Oh yes, that’s what Japan needs: a new generation of zombie companies. Kamei is even blaming capitalism and Japan’s biggest business lobby for increasing murder and suicide rates. For journalists, this erratic official is a gift, a wild-quote machine. Traders buzz about the “Kamei factor” in markets, which wince at his every utterance.
It’s an early and highly unwelcome test for a prime minister struggling to stabilize Asia’s biggest economy. The forces of global recession and deflation are challenge enough. Hatoyama also must deal with a bull-in-the-china-shop dynamic from a key economy czar.
Moving Backward
If Kamei is fazed, he’s not letting on. The 72-year-old former police official says Hatoyama “can’t replace me” and that he has the premier’s full confidence. That’s doubtful. If true, the risks for an economy desperately in need of moving forward, not sliding backward, are high and rising.
Kamei is tapping into deep reservations about American- style capitalism.

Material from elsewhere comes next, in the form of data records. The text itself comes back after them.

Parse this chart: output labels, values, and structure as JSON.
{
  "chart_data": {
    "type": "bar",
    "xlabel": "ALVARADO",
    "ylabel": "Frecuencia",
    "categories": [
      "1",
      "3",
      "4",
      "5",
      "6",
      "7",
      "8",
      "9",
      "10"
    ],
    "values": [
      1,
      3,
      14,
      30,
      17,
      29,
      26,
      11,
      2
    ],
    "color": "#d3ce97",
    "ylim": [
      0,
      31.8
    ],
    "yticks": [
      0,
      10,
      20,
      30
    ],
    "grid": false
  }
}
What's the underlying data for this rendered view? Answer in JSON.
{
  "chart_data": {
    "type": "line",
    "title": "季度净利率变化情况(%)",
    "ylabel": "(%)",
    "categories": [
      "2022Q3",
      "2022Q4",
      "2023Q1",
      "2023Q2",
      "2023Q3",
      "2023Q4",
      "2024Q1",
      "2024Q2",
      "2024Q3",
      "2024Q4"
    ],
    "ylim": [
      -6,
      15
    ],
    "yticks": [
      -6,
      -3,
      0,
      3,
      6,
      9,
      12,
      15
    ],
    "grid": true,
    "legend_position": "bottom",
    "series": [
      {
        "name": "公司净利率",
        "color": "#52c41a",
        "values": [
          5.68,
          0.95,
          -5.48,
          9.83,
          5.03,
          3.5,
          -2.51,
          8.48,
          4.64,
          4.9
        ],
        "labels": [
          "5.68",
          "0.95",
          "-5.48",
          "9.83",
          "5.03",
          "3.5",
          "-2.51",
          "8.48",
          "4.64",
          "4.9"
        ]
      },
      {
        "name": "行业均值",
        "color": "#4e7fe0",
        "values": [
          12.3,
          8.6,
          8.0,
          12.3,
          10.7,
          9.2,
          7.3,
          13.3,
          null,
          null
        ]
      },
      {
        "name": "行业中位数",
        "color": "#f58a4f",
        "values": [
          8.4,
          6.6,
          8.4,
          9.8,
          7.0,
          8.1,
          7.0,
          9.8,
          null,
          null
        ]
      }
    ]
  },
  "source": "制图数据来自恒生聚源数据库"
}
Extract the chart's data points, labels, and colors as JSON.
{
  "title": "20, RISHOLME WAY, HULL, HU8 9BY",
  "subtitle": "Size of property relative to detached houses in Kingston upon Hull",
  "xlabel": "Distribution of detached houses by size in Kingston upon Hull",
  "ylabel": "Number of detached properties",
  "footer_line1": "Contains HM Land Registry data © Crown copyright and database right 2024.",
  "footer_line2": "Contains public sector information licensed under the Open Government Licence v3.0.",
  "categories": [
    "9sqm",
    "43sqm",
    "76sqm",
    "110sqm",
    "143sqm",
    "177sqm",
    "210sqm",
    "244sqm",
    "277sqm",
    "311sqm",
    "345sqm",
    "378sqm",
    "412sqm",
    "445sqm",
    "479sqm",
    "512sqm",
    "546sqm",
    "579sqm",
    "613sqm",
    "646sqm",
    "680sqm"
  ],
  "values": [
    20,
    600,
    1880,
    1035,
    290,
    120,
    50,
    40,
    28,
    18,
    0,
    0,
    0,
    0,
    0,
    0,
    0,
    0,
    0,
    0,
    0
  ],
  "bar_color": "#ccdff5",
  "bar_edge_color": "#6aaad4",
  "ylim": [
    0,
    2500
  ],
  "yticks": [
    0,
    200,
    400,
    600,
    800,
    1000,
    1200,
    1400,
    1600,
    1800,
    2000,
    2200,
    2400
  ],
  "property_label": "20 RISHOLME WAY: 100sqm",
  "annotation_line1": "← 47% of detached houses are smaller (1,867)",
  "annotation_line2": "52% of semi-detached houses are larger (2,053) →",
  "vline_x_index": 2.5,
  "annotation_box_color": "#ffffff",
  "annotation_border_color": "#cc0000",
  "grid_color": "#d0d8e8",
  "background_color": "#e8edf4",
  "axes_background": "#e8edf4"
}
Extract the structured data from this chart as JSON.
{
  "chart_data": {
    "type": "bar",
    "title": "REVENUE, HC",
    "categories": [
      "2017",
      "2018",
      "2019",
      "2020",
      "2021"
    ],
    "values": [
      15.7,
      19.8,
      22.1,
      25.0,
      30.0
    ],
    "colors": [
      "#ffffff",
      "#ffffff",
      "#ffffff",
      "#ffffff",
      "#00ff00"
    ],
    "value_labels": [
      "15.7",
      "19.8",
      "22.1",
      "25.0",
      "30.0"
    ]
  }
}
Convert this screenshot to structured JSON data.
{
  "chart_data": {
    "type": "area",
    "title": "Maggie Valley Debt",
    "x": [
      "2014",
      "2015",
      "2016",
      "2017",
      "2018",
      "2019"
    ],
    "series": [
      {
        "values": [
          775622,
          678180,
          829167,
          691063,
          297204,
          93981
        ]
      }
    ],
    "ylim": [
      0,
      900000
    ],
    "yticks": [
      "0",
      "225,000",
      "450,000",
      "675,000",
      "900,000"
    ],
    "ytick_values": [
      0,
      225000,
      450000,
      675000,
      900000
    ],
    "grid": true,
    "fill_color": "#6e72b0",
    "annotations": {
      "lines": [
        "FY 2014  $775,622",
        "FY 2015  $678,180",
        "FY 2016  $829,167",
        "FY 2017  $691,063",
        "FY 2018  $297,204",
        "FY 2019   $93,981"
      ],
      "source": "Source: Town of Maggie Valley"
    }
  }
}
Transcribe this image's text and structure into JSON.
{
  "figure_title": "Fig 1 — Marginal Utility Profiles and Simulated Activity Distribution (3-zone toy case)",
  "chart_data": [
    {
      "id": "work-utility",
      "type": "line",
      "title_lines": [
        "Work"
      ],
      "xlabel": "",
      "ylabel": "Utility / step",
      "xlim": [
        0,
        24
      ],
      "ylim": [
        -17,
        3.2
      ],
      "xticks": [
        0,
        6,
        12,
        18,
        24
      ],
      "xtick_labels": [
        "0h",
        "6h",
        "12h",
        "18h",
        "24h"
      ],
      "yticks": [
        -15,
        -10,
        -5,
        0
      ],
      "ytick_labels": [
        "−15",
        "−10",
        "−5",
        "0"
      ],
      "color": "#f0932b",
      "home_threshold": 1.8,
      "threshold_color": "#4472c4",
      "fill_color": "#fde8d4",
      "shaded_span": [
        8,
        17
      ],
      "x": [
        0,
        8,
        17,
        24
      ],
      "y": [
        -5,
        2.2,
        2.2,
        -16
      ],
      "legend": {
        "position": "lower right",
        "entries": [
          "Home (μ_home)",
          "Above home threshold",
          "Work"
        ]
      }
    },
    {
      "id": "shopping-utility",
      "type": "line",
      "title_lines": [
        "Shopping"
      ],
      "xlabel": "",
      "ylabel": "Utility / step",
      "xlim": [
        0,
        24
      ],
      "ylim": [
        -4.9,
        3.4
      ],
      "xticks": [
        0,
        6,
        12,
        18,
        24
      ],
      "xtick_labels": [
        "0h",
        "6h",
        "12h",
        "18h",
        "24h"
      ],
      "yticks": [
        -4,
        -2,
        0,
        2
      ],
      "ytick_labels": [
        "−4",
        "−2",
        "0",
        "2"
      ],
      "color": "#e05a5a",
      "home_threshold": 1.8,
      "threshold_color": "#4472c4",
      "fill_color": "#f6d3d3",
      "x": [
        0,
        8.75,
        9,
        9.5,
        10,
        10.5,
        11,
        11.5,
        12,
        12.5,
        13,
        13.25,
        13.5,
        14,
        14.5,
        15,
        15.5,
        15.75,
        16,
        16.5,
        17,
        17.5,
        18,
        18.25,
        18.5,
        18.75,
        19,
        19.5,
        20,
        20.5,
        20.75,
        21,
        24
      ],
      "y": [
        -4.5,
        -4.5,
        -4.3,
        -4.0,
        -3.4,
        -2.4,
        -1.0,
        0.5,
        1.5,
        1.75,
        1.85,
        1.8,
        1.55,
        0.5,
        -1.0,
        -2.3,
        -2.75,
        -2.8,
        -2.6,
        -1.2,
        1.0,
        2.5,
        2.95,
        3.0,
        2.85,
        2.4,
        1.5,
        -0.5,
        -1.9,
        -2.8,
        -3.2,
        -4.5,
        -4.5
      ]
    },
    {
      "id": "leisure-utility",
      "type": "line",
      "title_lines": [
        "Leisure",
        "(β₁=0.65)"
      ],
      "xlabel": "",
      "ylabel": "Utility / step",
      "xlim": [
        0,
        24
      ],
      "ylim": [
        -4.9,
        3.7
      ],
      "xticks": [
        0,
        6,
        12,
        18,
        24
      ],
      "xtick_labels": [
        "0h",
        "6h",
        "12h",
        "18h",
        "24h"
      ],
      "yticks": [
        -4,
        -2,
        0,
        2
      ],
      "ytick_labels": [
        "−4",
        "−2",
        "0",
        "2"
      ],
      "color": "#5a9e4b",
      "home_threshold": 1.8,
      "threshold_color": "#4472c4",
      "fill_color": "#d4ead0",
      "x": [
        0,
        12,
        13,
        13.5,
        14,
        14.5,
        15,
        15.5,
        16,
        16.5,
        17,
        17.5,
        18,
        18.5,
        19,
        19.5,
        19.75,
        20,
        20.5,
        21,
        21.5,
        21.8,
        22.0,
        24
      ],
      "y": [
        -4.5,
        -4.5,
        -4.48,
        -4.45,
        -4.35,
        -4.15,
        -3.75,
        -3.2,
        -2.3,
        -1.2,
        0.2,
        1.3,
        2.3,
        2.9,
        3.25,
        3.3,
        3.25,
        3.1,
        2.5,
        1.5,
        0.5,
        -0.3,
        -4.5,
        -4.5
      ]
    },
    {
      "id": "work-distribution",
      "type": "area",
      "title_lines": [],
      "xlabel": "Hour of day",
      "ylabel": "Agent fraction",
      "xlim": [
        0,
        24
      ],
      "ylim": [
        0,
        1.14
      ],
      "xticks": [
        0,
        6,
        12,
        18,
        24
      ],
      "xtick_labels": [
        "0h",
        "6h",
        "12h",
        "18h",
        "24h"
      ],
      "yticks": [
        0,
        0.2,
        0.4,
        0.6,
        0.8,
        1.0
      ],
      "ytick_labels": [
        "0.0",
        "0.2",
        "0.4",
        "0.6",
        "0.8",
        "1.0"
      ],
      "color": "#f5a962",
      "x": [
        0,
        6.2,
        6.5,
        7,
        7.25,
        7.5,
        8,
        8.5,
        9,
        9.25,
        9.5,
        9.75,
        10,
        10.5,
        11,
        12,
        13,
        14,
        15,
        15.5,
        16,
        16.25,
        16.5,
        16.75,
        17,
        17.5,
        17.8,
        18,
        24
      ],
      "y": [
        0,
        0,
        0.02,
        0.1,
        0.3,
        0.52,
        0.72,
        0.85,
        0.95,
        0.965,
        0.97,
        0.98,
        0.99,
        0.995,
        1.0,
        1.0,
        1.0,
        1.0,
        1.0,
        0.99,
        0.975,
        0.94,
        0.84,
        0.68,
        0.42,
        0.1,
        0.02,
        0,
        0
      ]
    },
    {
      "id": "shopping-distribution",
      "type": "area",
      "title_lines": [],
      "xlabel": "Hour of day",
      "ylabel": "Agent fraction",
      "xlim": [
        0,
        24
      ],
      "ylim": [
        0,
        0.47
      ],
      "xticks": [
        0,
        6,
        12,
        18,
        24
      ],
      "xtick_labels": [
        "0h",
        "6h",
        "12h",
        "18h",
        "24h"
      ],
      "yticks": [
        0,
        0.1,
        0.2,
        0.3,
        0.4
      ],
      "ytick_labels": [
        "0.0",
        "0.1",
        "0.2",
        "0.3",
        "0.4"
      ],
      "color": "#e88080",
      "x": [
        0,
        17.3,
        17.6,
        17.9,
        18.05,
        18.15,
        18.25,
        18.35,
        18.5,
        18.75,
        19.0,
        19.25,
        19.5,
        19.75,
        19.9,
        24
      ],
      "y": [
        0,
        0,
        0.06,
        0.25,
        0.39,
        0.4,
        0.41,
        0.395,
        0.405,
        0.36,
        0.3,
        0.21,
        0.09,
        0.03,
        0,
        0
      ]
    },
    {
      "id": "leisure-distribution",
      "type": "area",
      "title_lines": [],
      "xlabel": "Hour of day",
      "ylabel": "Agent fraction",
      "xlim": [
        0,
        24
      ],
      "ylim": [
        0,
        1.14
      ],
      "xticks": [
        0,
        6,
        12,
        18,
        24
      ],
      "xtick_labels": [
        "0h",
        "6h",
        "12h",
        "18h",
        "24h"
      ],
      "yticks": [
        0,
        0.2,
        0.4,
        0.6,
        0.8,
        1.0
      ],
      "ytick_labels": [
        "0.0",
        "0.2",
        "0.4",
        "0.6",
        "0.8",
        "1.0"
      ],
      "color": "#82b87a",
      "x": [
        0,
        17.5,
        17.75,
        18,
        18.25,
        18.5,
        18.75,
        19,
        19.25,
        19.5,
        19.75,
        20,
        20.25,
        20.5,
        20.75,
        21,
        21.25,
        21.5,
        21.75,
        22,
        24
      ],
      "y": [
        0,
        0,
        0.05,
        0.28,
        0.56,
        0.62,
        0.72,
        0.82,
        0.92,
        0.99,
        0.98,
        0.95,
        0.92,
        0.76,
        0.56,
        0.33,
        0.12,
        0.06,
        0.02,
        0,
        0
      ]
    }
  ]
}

When they aren’t visiting his Web site to view his karaoke performances, readers hear a mouthful about the evils of “unbridled capitalism.” The trouble is, he’s exacerbating those concerns.
Watching the U.S. economy unravel, Japanese are right to question priorities across the Pacific Ocean. The sight of bankers again making billions of dollars as unemployment soars and home foreclosures surge sits badly with many Americans, too.